Lls Logan J Wells, Edward G Shepherd, Joseph D Tobias.
Neonatal resuscitation: An update.
Anesth Pain Intens Care Jan ;18(4):386-96.

International guidelines on neonatal resuscitation were published in 2010 based on the best available evidence. While many of these guidelines remain unchanged, subtle refinements have evolved with recent evidence. The aim of this review is to distill these recommendations, to provide updates where appropriate, and to condense them into a framework that is useful for the clinician.
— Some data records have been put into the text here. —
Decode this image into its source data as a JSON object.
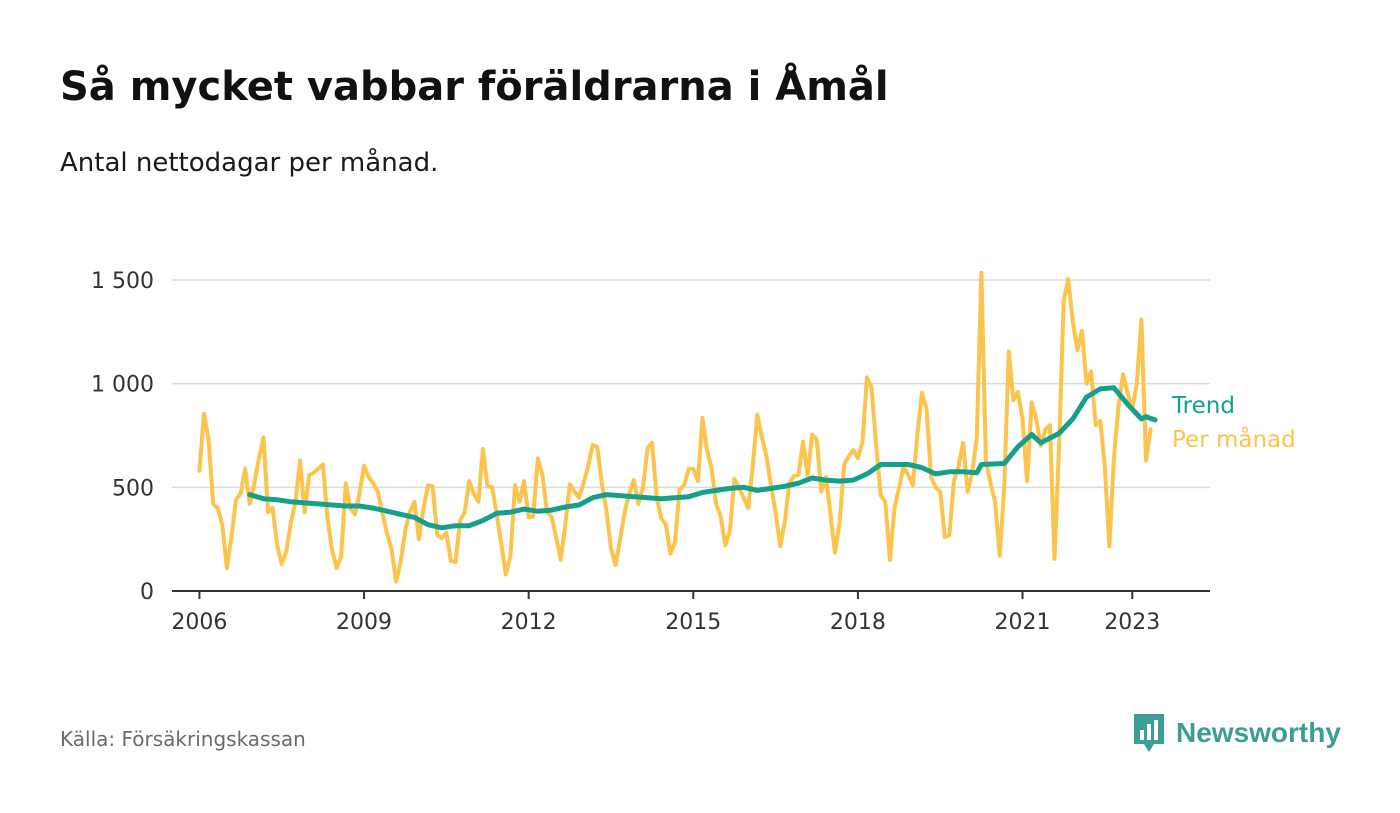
{
  "header": {
    "title": "Så mycket vabbar föräldrarna i Åmål",
    "subtitle": "Antal nettodagar per månad."
  },
  "footer": {
    "source": "Källa: Försäkringskassan",
    "brand": "Newsworthy"
  },
  "icons": {
    "logo": "newsworthy-bar-chart-icon"
  },
  "colors": {
    "monthly": "#fcc44c",
    "trend": "#16a08c",
    "grid": "#dcdcdc",
    "axis": "#333333",
    "brand": "#3a9e94"
  },
  "chart_data": {
    "type": "line",
    "xlabel": "",
    "ylabel": "",
    "ylim": [
      0,
      1600
    ],
    "xlim": [
      "2005-07",
      "2024-06"
    ],
    "y_ticks": [
      {
        "value": 0,
        "label": "0"
      },
      {
        "value": 500,
        "label": "500"
      },
      {
        "value": 1000,
        "label": "1 000"
      },
      {
        "value": 1500,
        "label": "1 500"
      }
    ],
    "x_ticks": [
      {
        "date": "2006-01",
        "label": "2006"
      },
      {
        "date": "2009-01",
        "label": "2009"
      },
      {
        "date": "2012-01",
        "label": "2012"
      },
      {
        "date": "2015-01",
        "label": "2015"
      },
      {
        "date": "2018-01",
        "label": "2018"
      },
      {
        "date": "2021-01",
        "label": "2021"
      },
      {
        "date": "2023-01",
        "label": "2023"
      }
    ],
    "grid": true,
    "legend": "inline-right",
    "series": [
      {
        "name": "Per månad",
        "color": "#fcc44c",
        "points": [
          [
            "2006-01",
            580
          ],
          [
            "2006-02",
            855
          ],
          [
            "2006-03",
            730
          ],
          [
            "2006-04",
            420
          ],
          [
            "2006-05",
            400
          ],
          [
            "2006-06",
            320
          ],
          [
            "2006-07",
            110
          ],
          [
            "2006-08",
            260
          ],
          [
            "2006-09",
            440
          ],
          [
            "2006-10",
            470
          ],
          [
            "2006-11",
            590
          ],
          [
            "2006-12",
            420
          ],
          [
            "2007-01",
            520
          ],
          [
            "2007-02",
            640
          ],
          [
            "2007-03",
            740
          ],
          [
            "2007-04",
            380
          ],
          [
            "2007-05",
            400
          ],
          [
            "2007-06",
            220
          ],
          [
            "2007-07",
            130
          ],
          [
            "2007-08",
            190
          ],
          [
            "2007-09",
            330
          ],
          [
            "2007-10",
            430
          ],
          [
            "2007-11",
            630
          ],
          [
            "2007-12",
            380
          ],
          [
            "2008-01",
            560
          ],
          [
            "2008-02",
            570
          ],
          [
            "2008-03",
            590
          ],
          [
            "2008-04",
            610
          ],
          [
            "2008-05",
            350
          ],
          [
            "2008-06",
            200
          ],
          [
            "2008-07",
            110
          ],
          [
            "2008-08",
            170
          ],
          [
            "2008-09",
            520
          ],
          [
            "2008-10",
            400
          ],
          [
            "2008-11",
            370
          ],
          [
            "2008-12",
            470
          ],
          [
            "2009-01",
            605
          ],
          [
            "2009-02",
            550
          ],
          [
            "2009-03",
            520
          ],
          [
            "2009-04",
            480
          ],
          [
            "2009-05",
            380
          ],
          [
            "2009-06",
            280
          ],
          [
            "2009-07",
            200
          ],
          [
            "2009-08",
            45
          ],
          [
            "2009-09",
            140
          ],
          [
            "2009-10",
            290
          ],
          [
            "2009-11",
            380
          ],
          [
            "2009-12",
            430
          ],
          [
            "2010-01",
            250
          ],
          [
            "2010-02",
            400
          ],
          [
            "2010-03",
            510
          ],
          [
            "2010-04",
            505
          ],
          [
            "2010-05",
            270
          ],
          [
            "2010-06",
            255
          ],
          [
            "2010-07",
            280
          ],
          [
            "2010-08",
            145
          ],
          [
            "2010-09",
            140
          ],
          [
            "2010-10",
            340
          ],
          [
            "2010-11",
            380
          ],
          [
            "2010-12",
            530
          ],
          [
            "2011-01",
            470
          ],
          [
            "2011-02",
            430
          ],
          [
            "2011-03",
            685
          ],
          [
            "2011-04",
            505
          ],
          [
            "2011-05",
            500
          ],
          [
            "2011-06",
            370
          ],
          [
            "2011-07",
            230
          ],
          [
            "2011-08",
            80
          ],
          [
            "2011-09",
            165
          ],
          [
            "2011-10",
            510
          ],
          [
            "2011-11",
            430
          ],
          [
            "2011-12",
            530
          ],
          [
            "2012-01",
            355
          ],
          [
            "2012-02",
            360
          ],
          [
            "2012-03",
            640
          ],
          [
            "2012-04",
            560
          ],
          [
            "2012-05",
            380
          ],
          [
            "2012-06",
            360
          ],
          [
            "2012-07",
            260
          ],
          [
            "2012-08",
            150
          ],
          [
            "2012-09",
            320
          ],
          [
            "2012-10",
            515
          ],
          [
            "2012-11",
            480
          ],
          [
            "2012-12",
            450
          ],
          [
            "2013-01",
            520
          ],
          [
            "2013-02",
            600
          ],
          [
            "2013-03",
            705
          ],
          [
            "2013-04",
            695
          ],
          [
            "2013-05",
            520
          ],
          [
            "2013-06",
            390
          ],
          [
            "2013-07",
            205
          ],
          [
            "2013-08",
            125
          ],
          [
            "2013-09",
            250
          ],
          [
            "2013-10",
            380
          ],
          [
            "2013-11",
            470
          ],
          [
            "2013-12",
            535
          ],
          [
            "2014-01",
            420
          ],
          [
            "2014-02",
            500
          ],
          [
            "2014-03",
            690
          ],
          [
            "2014-04",
            715
          ],
          [
            "2014-05",
            450
          ],
          [
            "2014-06",
            350
          ],
          [
            "2014-07",
            320
          ],
          [
            "2014-08",
            180
          ],
          [
            "2014-09",
            235
          ],
          [
            "2014-10",
            490
          ],
          [
            "2014-11",
            510
          ],
          [
            "2014-12",
            590
          ],
          [
            "2015-01",
            590
          ],
          [
            "2015-02",
            530
          ],
          [
            "2015-03",
            835
          ],
          [
            "2015-04",
            680
          ],
          [
            "2015-05",
            590
          ],
          [
            "2015-06",
            420
          ],
          [
            "2015-07",
            360
          ],
          [
            "2015-08",
            220
          ],
          [
            "2015-09",
            290
          ],
          [
            "2015-10",
            540
          ],
          [
            "2015-11",
            500
          ],
          [
            "2015-12",
            450
          ],
          [
            "2016-01",
            400
          ],
          [
            "2016-02",
            600
          ],
          [
            "2016-03",
            850
          ],
          [
            "2016-04",
            740
          ],
          [
            "2016-05",
            650
          ],
          [
            "2016-06",
            510
          ],
          [
            "2016-07",
            380
          ],
          [
            "2016-08",
            215
          ],
          [
            "2016-09",
            330
          ],
          [
            "2016-10",
            520
          ],
          [
            "2016-11",
            555
          ],
          [
            "2016-12",
            560
          ],
          [
            "2017-01",
            720
          ],
          [
            "2017-02",
            560
          ],
          [
            "2017-03",
            755
          ],
          [
            "2017-04",
            730
          ],
          [
            "2017-05",
            480
          ],
          [
            "2017-06",
            550
          ],
          [
            "2017-07",
            370
          ],
          [
            "2017-08",
            185
          ],
          [
            "2017-09",
            330
          ],
          [
            "2017-10",
            610
          ],
          [
            "2017-11",
            650
          ],
          [
            "2017-12",
            680
          ],
          [
            "2018-01",
            640
          ],
          [
            "2018-02",
            720
          ],
          [
            "2018-03",
            1030
          ],
          [
            "2018-04",
            980
          ],
          [
            "2018-05",
            700
          ],
          [
            "2018-06",
            460
          ],
          [
            "2018-07",
            430
          ],
          [
            "2018-08",
            150
          ],
          [
            "2018-09",
            400
          ],
          [
            "2018-10",
            500
          ],
          [
            "2018-11",
            600
          ],
          [
            "2018-12",
            560
          ],
          [
            "2019-01",
            510
          ],
          [
            "2019-02",
            750
          ],
          [
            "2019-03",
            955
          ],
          [
            "2019-04",
            880
          ],
          [
            "2019-05",
            550
          ],
          [
            "2019-06",
            500
          ],
          [
            "2019-07",
            480
          ],
          [
            "2019-08",
            260
          ],
          [
            "2019-09",
            270
          ],
          [
            "2019-10",
            530
          ],
          [
            "2019-11",
            600
          ],
          [
            "2019-12",
            715
          ],
          [
            "2020-01",
            480
          ],
          [
            "2020-02",
            570
          ],
          [
            "2020-03",
            740
          ],
          [
            "2020-04",
            1535
          ],
          [
            "2020-05",
            630
          ],
          [
            "2020-06",
            520
          ],
          [
            "2020-07",
            430
          ],
          [
            "2020-08",
            170
          ],
          [
            "2020-09",
            500
          ],
          [
            "2020-10",
            1155
          ],
          [
            "2020-11",
            920
          ],
          [
            "2020-12",
            960
          ],
          [
            "2021-01",
            830
          ],
          [
            "2021-02",
            530
          ],
          [
            "2021-03",
            910
          ],
          [
            "2021-04",
            830
          ],
          [
            "2021-05",
            700
          ],
          [
            "2021-06",
            780
          ],
          [
            "2021-07",
            800
          ],
          [
            "2021-08",
            155
          ],
          [
            "2021-09",
            700
          ],
          [
            "2021-10",
            1400
          ],
          [
            "2021-11",
            1505
          ],
          [
            "2021-12",
            1300
          ],
          [
            "2022-01",
            1160
          ],
          [
            "2022-02",
            1255
          ],
          [
            "2022-03",
            1000
          ],
          [
            "2022-04",
            1060
          ],
          [
            "2022-05",
            800
          ],
          [
            "2022-06",
            820
          ],
          [
            "2022-07",
            600
          ],
          [
            "2022-08",
            215
          ],
          [
            "2022-09",
            650
          ],
          [
            "2022-10",
            890
          ],
          [
            "2022-11",
            1045
          ],
          [
            "2022-12",
            950
          ],
          [
            "2023-01",
            880
          ],
          [
            "2023-02",
            1000
          ],
          [
            "2023-03",
            1310
          ],
          [
            "2023-04",
            630
          ],
          [
            "2023-05",
            780
          ]
        ]
      },
      {
        "name": "Trend",
        "color": "#16a08c",
        "points": [
          [
            "2006-12",
            465
          ],
          [
            "2007-03",
            445
          ],
          [
            "2007-06",
            440
          ],
          [
            "2007-09",
            430
          ],
          [
            "2007-12",
            425
          ],
          [
            "2008-03",
            420
          ],
          [
            "2008-06",
            415
          ],
          [
            "2008-09",
            410
          ],
          [
            "2008-12",
            410
          ],
          [
            "2009-03",
            400
          ],
          [
            "2009-06",
            385
          ],
          [
            "2009-09",
            370
          ],
          [
            "2009-12",
            355
          ],
          [
            "2010-03",
            320
          ],
          [
            "2010-06",
            305
          ],
          [
            "2010-09",
            315
          ],
          [
            "2010-12",
            315
          ],
          [
            "2011-03",
            340
          ],
          [
            "2011-06",
            375
          ],
          [
            "2011-09",
            380
          ],
          [
            "2011-12",
            395
          ],
          [
            "2012-03",
            385
          ],
          [
            "2012-06",
            390
          ],
          [
            "2012-09",
            405
          ],
          [
            "2012-12",
            415
          ],
          [
            "2013-03",
            450
          ],
          [
            "2013-06",
            465
          ],
          [
            "2013-09",
            460
          ],
          [
            "2013-12",
            455
          ],
          [
            "2014-03",
            450
          ],
          [
            "2014-06",
            445
          ],
          [
            "2014-09",
            450
          ],
          [
            "2014-12",
            455
          ],
          [
            "2015-03",
            475
          ],
          [
            "2015-06",
            485
          ],
          [
            "2015-09",
            495
          ],
          [
            "2015-12",
            500
          ],
          [
            "2016-03",
            485
          ],
          [
            "2016-06",
            495
          ],
          [
            "2016-09",
            505
          ],
          [
            "2016-12",
            520
          ],
          [
            "2017-03",
            545
          ],
          [
            "2017-06",
            535
          ],
          [
            "2017-09",
            530
          ],
          [
            "2017-12",
            535
          ],
          [
            "2018-03",
            565
          ],
          [
            "2018-06",
            610
          ],
          [
            "2018-09",
            610
          ],
          [
            "2018-12",
            610
          ],
          [
            "2019-03",
            595
          ],
          [
            "2019-06",
            565
          ],
          [
            "2019-09",
            575
          ],
          [
            "2019-12",
            575
          ],
          [
            "2020-03",
            570
          ],
          [
            "2020-04",
            610
          ],
          [
            "2020-09",
            615
          ],
          [
            "2020-12",
            695
          ],
          [
            "2021-03",
            755
          ],
          [
            "2021-05",
            715
          ],
          [
            "2021-09",
            760
          ],
          [
            "2021-12",
            830
          ],
          [
            "2022-03",
            935
          ],
          [
            "2022-06",
            975
          ],
          [
            "2022-09",
            980
          ],
          [
            "2022-12",
            900
          ],
          [
            "2023-03",
            830
          ],
          [
            "2023-04",
            840
          ],
          [
            "2023-06",
            825
          ]
        ]
      }
    ]
  }
}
Birth depression is a common event, caused by both maternal and neonatal conditions. Prompt initiation of the most appropriate support is essential for achieving best outcomes. While ventilation of the small airways is the most important intervention in the neonatal resuscitation algorithm, progression to the next step is based on the simultaneous assessment of both heart rate and respirations. Serial clinical assessment of the response to interventions is fundamental to a successful resuscitation. Pulse oximetry should be used for assessing oxygenation when resuscitation is required. And generally speaking, term and nearterm infants should be resuscitated using room air, while preterm infants should be resuscitated with the lowest concentration of oxygen needed to maintain normal oxygen saturations. Decisions regarding respiratory support should be individualized, but the lowest peak inspiratory pressure needed to achieve clinical improvement is advocated in neonatal resuscitation. The use of end-expiratory pressure reduces the need for invasive respiratory support, and support of spontaneous respirations with continuous positive airway pressure (CPAP) has been shown to result in improved long-term outcomes in preterm, but not term infants. Finally, circulatory support is rarely indicated in neonatal resuscitation scenarios, but is recommended in circumstances of presumed volume loss, persistent or prolonged bradycardia, or a persistent, suboptimal response to resuscitative efforts.